Mercer asked Bailey, "How old was she?"
"Only twenty-five. Pulmonary consumption is what they called it then. Tuberculosis. Some of Poe's most famous poems were crafted at that very desk in front of you-'Annabel Lee,' 'Ulalume,' 'The Bells.'"
I thought of these familiar rhymes, each portraying themes of a man's enduring love for a woman who had died.
She was a child and I was a child,
In this kingdom by the sea…
The wind came out of a cloud, chilling and
Killing my Annabel Lee.
"And this," she said, stepping back so I could look over the half-door that opened into a tiny room that held only a single bed, with a small round table and chair beside it, "this is actually the bedroom in which Virginia died."
Stark and almost bare, the room was smaller than any jail cell I had ever seen. It was depressing to contemplate the last days of Virginia's young life, and far easier to understand the great melancholy that enveloped the poet while she lay dying.
"There's not even a fireplace," I said. "How could she have possibly made it through the winter in here?"
"There are letters from friends who visited the Poes during those months. Edgar used to wrap her in his coat under the thin coverlet and sheets. The bitter cold certainly must have hastened her death."
Behind me, in a corner, was a duplicate of the bronze bust of Poe that stood in the Hall of Fame. Mike pointed to a scroll on the wall next to the statue that listed the names of the Bronx natives who supported the preservation of the cottage. Gino Guidi's was at the top in bold letters. There were only several others I recognized who had achieved prominence beyond the neighborhood: from fashionistas like Ralph Lauren and Calvin Klein to leaders of the bench and bar, like Justin Feldman, Roger Hayes, and the Roberts brothers-George and Burton.
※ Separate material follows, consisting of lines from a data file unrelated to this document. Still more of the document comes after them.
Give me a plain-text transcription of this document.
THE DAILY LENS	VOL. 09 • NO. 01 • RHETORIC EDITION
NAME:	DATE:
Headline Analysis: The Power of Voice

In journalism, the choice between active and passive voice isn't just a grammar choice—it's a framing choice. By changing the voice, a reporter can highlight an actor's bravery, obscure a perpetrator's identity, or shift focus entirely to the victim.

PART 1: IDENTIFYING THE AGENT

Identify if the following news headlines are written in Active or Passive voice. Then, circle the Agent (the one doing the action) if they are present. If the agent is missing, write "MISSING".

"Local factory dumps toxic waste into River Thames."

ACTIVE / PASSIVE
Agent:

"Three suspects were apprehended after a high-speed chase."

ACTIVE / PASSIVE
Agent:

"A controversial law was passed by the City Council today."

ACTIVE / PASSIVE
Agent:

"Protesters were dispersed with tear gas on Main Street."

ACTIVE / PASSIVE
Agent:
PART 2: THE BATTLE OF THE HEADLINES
Opposite the half-door was a very narrow staircase that wound up to the second floor.
"You'll have to go up one at a time," Bailey said. "Three of you won't fit there."
I ascended first, to see two more little rooms-one in which Poe slept when he wasn't keeping vigil by his bride's bed, and the other in which Virginia's mother lived, first with the couple, and then after both had died. These quarters had low, sloping ceilings and only the light from an eyebrow window that looked out to the park. I held on to the railing and backed down the stairs. Mike and Mercer were waiting at the front door, and I walked toward them behind our knowledgeable guide.
"So despite his success," I asked Bailey, "they were still quite poor, weren't they?"
"Desperately poor," she said. "There's a letter he wrote to a friend in which he complained of living in such dreadful poverty here that he had no money for shoes or-"
Her words were cut short by a bloodcurdling scream that seemed to come from the far end of the park.
"Help me! Help!" I heard. The voice sounded like that of a child or adolescent.
Mike and Mercer stepped outside and Kathleen Bailey was down the steps immediately behind them, running toward the playground, where four or five people were gathering at the scene of the commotion. I stopped on the porch for a few seconds, debating whether or not to leave the cottage open and unguarded.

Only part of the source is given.